Send your prompt to POST /v1/gateway. Privian masks recognized entities, forwards the masked text to the provider, and rehydrates the response. The raw values stay in memory for the request and are discarded afterwards. See First request for a working example.

Try Privian during beta

Protect prompts before they reach GPT, Claude and other models.

BYOK · Zero retention · Provider-agnostic. Privian is currently in beta — pricing and limits may change.

FAQ

Frequently asked questions

What counts as sensitive in a prompt?
At minimum: direct identifiers (name, email, phone, address), account identifiers (customer IDs, IBANs, card numbers), and any developer secret. Internal hostnames, support ticket IDs, and free-text customer messages often qualify too.
Should I let the application decide, or enforce it at the gateway?
Enforce at the gateway.

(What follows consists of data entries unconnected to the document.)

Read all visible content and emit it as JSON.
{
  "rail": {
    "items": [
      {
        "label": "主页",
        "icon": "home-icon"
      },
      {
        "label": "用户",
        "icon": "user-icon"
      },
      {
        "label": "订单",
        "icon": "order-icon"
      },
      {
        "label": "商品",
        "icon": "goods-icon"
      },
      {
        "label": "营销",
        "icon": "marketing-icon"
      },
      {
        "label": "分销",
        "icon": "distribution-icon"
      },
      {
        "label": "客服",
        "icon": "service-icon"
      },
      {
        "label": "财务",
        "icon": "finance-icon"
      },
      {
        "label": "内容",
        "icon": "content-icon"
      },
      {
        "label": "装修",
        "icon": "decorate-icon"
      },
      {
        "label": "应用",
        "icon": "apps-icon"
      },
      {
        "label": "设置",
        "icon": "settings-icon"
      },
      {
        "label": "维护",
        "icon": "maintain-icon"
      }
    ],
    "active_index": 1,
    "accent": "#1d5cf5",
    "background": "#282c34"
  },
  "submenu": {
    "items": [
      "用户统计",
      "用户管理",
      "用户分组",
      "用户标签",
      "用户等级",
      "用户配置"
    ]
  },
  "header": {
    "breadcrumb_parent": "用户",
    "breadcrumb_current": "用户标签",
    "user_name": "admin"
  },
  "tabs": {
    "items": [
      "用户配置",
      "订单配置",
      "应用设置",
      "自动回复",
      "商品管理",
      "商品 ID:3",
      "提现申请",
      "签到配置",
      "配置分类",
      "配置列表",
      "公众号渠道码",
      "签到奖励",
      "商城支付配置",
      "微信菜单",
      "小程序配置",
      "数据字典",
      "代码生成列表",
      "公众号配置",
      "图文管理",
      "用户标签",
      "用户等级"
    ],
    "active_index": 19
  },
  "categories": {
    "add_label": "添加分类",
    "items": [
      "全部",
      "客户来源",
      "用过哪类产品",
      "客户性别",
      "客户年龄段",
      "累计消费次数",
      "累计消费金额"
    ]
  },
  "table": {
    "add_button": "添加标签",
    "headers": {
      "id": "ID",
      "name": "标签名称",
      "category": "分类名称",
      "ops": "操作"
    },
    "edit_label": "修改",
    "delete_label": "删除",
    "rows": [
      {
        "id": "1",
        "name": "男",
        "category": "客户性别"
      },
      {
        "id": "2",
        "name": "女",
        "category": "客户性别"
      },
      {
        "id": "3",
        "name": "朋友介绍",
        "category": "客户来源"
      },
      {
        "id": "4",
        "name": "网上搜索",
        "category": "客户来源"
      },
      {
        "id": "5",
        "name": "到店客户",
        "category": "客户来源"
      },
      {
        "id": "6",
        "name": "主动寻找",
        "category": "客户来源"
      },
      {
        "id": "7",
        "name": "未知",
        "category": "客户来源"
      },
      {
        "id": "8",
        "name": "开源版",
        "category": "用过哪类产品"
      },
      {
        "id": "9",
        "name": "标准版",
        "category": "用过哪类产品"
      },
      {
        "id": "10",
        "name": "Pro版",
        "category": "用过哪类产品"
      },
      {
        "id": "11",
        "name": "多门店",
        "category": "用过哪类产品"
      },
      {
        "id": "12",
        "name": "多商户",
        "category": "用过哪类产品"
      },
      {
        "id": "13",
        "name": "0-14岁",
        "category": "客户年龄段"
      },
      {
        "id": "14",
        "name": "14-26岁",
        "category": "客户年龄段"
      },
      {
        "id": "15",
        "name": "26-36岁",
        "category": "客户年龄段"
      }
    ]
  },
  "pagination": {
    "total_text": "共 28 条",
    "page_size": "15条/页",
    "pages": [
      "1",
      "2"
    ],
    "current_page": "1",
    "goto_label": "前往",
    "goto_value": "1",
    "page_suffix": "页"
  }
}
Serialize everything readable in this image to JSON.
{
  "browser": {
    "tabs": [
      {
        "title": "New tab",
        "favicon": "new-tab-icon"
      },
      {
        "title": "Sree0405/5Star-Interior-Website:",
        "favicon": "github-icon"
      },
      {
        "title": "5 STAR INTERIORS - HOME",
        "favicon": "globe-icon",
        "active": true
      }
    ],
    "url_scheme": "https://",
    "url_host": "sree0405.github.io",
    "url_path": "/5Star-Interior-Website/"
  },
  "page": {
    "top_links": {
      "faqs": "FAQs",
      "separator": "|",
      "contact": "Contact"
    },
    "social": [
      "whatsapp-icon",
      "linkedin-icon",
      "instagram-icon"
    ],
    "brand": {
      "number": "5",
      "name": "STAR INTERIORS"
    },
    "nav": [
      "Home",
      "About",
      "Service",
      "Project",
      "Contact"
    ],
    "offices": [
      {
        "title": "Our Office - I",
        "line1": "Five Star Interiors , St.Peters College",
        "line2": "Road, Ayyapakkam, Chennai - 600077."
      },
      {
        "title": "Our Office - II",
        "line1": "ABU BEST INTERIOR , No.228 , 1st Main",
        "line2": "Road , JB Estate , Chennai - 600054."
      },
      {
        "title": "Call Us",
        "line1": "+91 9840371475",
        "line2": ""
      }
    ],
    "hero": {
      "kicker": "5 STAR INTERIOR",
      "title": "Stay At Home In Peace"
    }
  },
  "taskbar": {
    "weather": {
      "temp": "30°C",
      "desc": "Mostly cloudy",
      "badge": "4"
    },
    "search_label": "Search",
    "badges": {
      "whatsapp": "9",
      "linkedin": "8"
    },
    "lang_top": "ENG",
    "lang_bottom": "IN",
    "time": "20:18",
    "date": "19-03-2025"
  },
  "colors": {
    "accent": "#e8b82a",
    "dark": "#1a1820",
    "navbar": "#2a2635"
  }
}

Application-level checks are useful as a first line, but the gateway is the only place where you can guarantee that every service is subject to the same policy.
What does Privian actually detect?
Privian's beta detects 15+ entity types including PERSON, EMAIL, PHONE_NUMBER, CREDIT_CARD, IBAN, and developer secrets like OPENAI_API_KEY and AWS_ACCESS_KEY_ID. Norwegian fødselsnummer and custom entities are planned but not yet supported.